A wolf howls from far away.  Buck looks up, puzzled but interested.  It's his first experience at hearing the call of the wild. Buck is a  dog, newly arrived in the Yukon.  

The movie is narrated by Harrison Ford who explains the great Alaskan Gold Rush of 1897 that created a demand for dogs big and strong enough to pull sleds.  So Buck is kidnapped from his California home and sold to be a sled dog.  This is the ninth movie version of the Jack London story.  Does it work?

I almost didn't see it as I didn't want to watch a computer generated dog!  I didn't think I would believe it.  So I am glad to say that I was wrong.  I basically forgot I wasn't watching a real dog. So I'm happy I saw it, especially as it was my last movie before the theaters closed.

Of course, the real star is Harrison Ford, even though we are half way through the movie before he and Buck become friends.  The movie follows the broad outline of the novel with some changes.  Jack London took part in the Yukon Gold Rush.  There is an excellent article in the November 2019 Smithsonian Magazine detailing his adventures and just how harsh and brutal conditions were.  https://www.smithsonianmag.com/history/gold-fever-deadly-cold-and-amazing-true-adventures-jack-london-wild-180973316/

It stays family friendly, leaving out most of the cruelty and violence in favor of an interesting story.  The movie begins with Buck's life in California where he is shown as  a kind of spoiled brat, high energy, friendly and endlessly destructive.   As I recall, the novel simply says he was the family pet.  This version suggests he needs a bigger world and that landing in the Yukon ends up being the best place for him.  London's theme is more that the call of the wild is in all of us.  Buck is pulled towards a more primitive state.  Jim Thornton, the man who befriends him is also one who has heard the call of the wild in himself.

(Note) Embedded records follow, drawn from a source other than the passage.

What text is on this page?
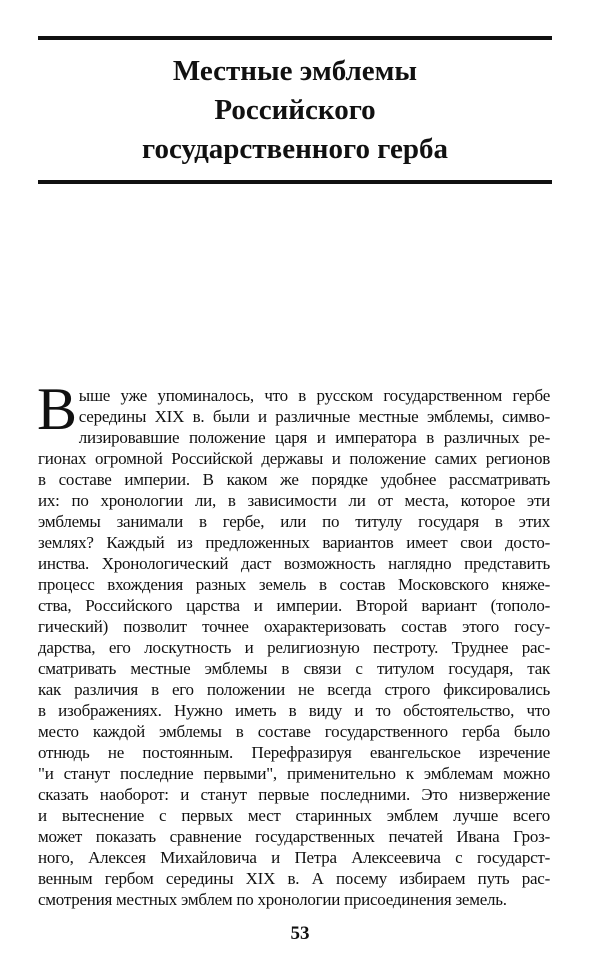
Местные эмблемы
Российского
государственного герба
В ыше уже упоминалось, что в русском государственном гербе
середины XIX в. были и различные местные эмблемы, симво-
лизировавшие положение царя и императора в различных ре-
гионах огромной Российской державы и положение самих регионов
в составе империи. В каком же порядке удобнее рассматривать
их: по хронологии ли, в зависимости ли от места, которое эти
эмблемы занимали в гербе, или по титулу государя в этих
землях? Каждый из предложенных вариантов имеет свои досто-
инства. Хронологический даст возможность наглядно представить
процесс вхождения разных земель в состав Московского княже-
ства, Российского царства и империи. Второй вариант (тополо-
гический) позволит точнее охарактеризовать состав этого госу-
дарства, его лоскутность и религиозную пестроту. Труднее рас-
сматривать местные эмблемы в связи с титулом государя, так
как различия в его положении не всегда строго фиксировались
в изображениях. Нужно иметь в виду и то обстоятельство, что
место каждой эмблемы в составе государственного герба было
отнюдь не постоянным. Перефразируя евангельское изречение
"и станут последние первыми", применительно к эмблемам можно
сказать наоборот: и станут первые последними. Это низвержение
и вытеснение с первых мест старинных эмблем лучше всего
может показать сравнение государственных печатей Ивана Гроз-
ного, Алексея Михайловича и Петра Алексеевича с государст-
венным гербом середины XIX в. А посему избираем путь рас-
смотрения местных эмблем по хронологии присоединения земель.
53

The movie changes Thornton's character and makes him older, and sadder.  He is in the Yukon because he of a personal tragedy.  His friendship with Buck is going to be his salvation.  This is good, but not really the story London wrote.  However, it works here and Harrison Ford is simply superb.

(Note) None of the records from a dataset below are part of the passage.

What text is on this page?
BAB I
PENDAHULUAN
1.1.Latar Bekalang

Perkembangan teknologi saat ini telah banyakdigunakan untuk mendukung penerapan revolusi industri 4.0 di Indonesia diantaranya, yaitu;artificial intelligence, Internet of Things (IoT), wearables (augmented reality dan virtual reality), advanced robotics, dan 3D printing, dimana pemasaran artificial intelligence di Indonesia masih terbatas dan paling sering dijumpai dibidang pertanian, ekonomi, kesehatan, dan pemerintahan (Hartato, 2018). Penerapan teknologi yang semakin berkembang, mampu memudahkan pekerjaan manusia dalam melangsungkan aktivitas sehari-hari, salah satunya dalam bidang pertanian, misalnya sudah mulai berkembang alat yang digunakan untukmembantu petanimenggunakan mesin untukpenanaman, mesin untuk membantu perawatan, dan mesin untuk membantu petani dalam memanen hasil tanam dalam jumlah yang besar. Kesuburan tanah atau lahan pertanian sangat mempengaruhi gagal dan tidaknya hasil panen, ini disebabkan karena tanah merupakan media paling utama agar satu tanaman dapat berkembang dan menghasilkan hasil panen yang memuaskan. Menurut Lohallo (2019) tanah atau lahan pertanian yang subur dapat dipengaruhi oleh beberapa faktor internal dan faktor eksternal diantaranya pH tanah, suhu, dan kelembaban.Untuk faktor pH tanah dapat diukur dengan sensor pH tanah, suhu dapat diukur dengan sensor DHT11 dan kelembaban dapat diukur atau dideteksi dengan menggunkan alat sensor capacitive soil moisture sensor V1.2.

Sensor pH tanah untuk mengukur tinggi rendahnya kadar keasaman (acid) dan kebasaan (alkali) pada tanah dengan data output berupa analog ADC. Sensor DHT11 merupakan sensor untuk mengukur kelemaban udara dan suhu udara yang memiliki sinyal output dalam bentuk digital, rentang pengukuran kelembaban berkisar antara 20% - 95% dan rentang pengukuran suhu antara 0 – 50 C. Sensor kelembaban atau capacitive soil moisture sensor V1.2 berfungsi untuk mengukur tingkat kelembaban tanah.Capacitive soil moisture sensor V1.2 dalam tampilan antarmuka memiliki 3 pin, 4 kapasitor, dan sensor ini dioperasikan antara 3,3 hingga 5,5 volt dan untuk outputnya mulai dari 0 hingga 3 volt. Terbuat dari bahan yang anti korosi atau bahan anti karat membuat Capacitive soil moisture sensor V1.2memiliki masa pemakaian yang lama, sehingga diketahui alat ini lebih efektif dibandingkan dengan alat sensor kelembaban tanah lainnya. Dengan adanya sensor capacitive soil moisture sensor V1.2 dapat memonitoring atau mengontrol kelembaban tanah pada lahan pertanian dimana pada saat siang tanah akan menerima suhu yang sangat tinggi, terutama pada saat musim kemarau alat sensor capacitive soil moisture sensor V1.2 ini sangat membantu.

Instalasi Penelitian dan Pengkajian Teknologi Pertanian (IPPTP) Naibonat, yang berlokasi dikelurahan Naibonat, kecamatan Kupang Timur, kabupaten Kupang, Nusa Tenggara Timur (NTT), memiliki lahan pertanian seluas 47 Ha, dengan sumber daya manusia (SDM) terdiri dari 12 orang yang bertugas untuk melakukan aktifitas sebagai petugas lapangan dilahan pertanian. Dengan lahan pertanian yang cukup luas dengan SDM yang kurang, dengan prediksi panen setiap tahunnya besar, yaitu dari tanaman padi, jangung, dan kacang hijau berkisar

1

I liked the other changes as well.  Buck needs to learn to work as part of a sled dog team.  He is fortunate to be bought by a French mail delivery man.  We see how difficult and dangerous mail delivery was, demanding travels over hundreds of miles to visit camps and towns.  Perrault sees the potential in Buck and trains him until he becomes a lead dog.  In the novel, Perrault and Francois have no real personalities and their French accents are comic relief.  Perrault says, "Sacre dam!  Dat one dam bully dog!"  In this version, Perrault is played by Omar Sy with almost no accent and with a lot of personality.  His partner is Francoise, played by Cara Gee who has previously won Best Actress at the American Indian Film Festival.  She too has personality as a hard headed businesswoman who slowly comes to appreciate Buck after he saves her life. The movie very wisely made Francoise the only woman of importance and she is intelligent and admirable.

I was sorry when their part in the movie ended and Buck was sold to new owners.

The new owners are three greenhorns who don't belong there.  They don't know what they are doing but are expecting to easily find a fortune in gold and meantime they are casually ignorant and cruel to the dogs.  In the novel, one of the three is a woman.  She is the only woman in the story and London portrays her as silly fool.   For this movie, the greenhorn woman is given  one wonderful visual image.  She appears in a beautiful pink dress and hat looking like she's on her way to a party, dressed utterly wrong for a venture into the unforgiving wilderness.  That image says it all and no words are needed.  These three should never have come to the Yukon.

Hal, the leader of the three, played by Dan Stevens is built up as real villain who quickly comes to hate Thornton who takes Buck away from him.   This will be important.

Meantime, we watch Thornton and Buck become friends at the same time as Buck meets the wolf pack.  He slowly becomes part of them.  They are the call of the wild.  But he also loves Thornton and does not want to leave him.  So he is torn, spending time with his new wild friends and return to his old friend, his last link to his human world.

I won't say how the story ends.  I enjoyed it.  I recommend it.